10.30am: Five new commissioners have been appointed to the board of the Care Quality Commission. They are former mental health tsar and now “offender health” tsar Louis Appleby, Sunday Times journalist and chair of the government’s HCA training review Camilla Cavendish, former Labour policy advisor Paul Corrigan, Nuffield Trust chief exec Jennifer Dixon and McKinsey partner Michael Mire. 

10am: The chair of the General Pharmaceutical Council, Bob Nicholls CBE, has decided not to seek re-appointment for a second four-year term. He will complete his current term in early 2014.

9.52am: Quite a lot of debate this morning over new guidance published by the Royal College of Obs and Gynae. The RCOG’s Science Impact Paper No. 37 advises pregnant women to avoid chemicals in household products such as food packaging, cosmetics and family medicines - and new cars. Several scientists and Public Health England have questioned the evidence behind the guidance.

9.40am: Not to be outdone, primary care leader have also highlighted the pressure they are under.GPs are fully booked for same-day appointments as soon as they open because of rising demand, according to Dr Clare Gerada, chair of the Royal College of General Practitioners. She told MPs that the workload for family doctors had risen by around “100%” over the last decade. “I am getting emails from colleagues across the country to say their surgeries are now fully booked by 8.30 in the morning which is disgraceful,” she told the Commons health select committee yesterday.

9.15am: Continuing the theme of gloom for acute services, the Foundation Trust Network has carried out a survey noting that pressures facing A&E units across the country look set to continue, with the majority of trusts fearing next winter will be even worse. Its survey shows that 62% of trusts expect the coming winter to be more severe than 2012-13, while 72% believe the accident and emergency system is at a tipping point. The survey is contained within the FTN’s new report, Emergency Care and Emergency Services 2013 - View from the frontline.
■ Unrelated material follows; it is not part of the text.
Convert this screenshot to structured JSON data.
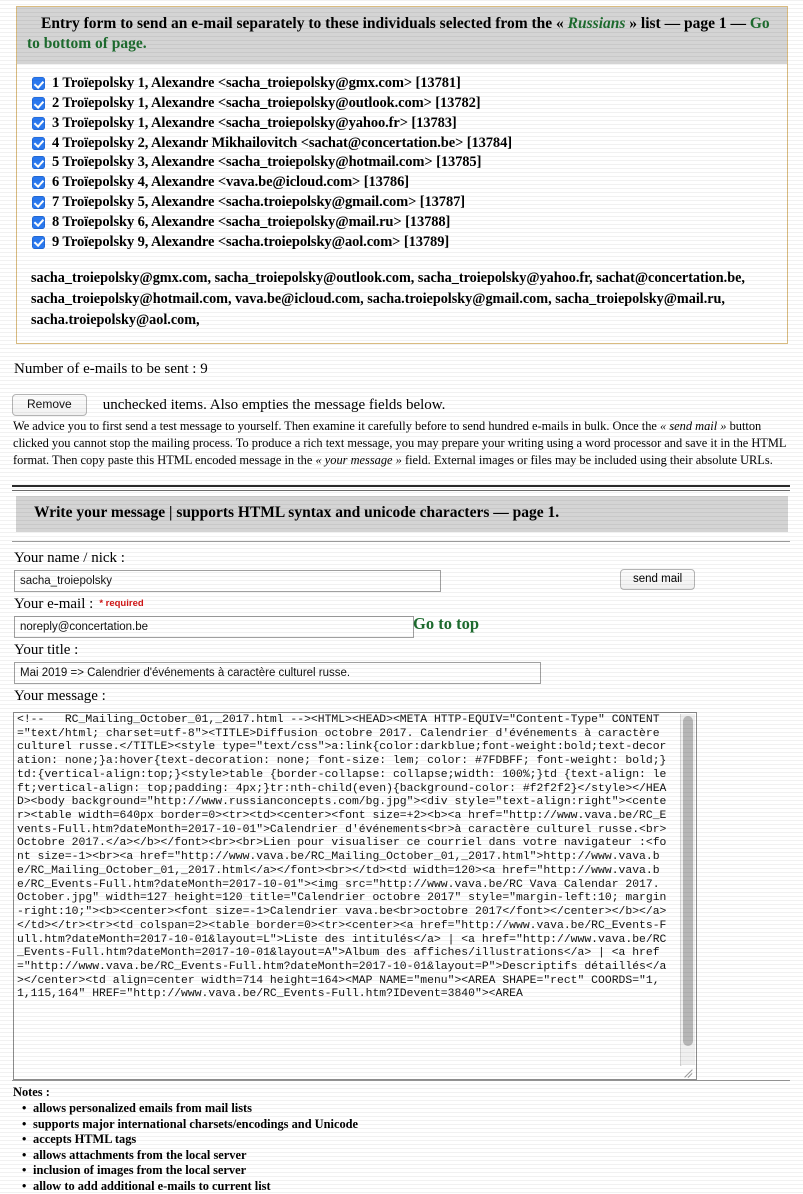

9am: NHS Confed coverage kicks off with a warning from a collective of medical, patient and management organisations that the NHS faces financial ruin and is no longer sustainable in its current form. The Academy of Royal Colleges, NHS Confederation and National Voices have urged politicians to “show more courage” in dealing with the NHS’s multi-billion pound deficit, key to which is a major transfer of services away from hospitals and into the community. Confed chief exec Mike Farrar noted that the required revolution would be “like changing the engine while the car is still running”.

8.45am: Good morning, mental health problems are the largest single cause of illness in in the UK. Current contractual models for mental health do not optimally serve the needs of patients, providers or commissioners, and too often care is poorly coordinated and delivered via a fragmented system of multiple providers and touch points. 

Today on HSJ’s Commissioning channel, Jenny Plamer and colleagues say given the financial and social costs of mental health problems, choosing the right contractual model for commissioning providers is key.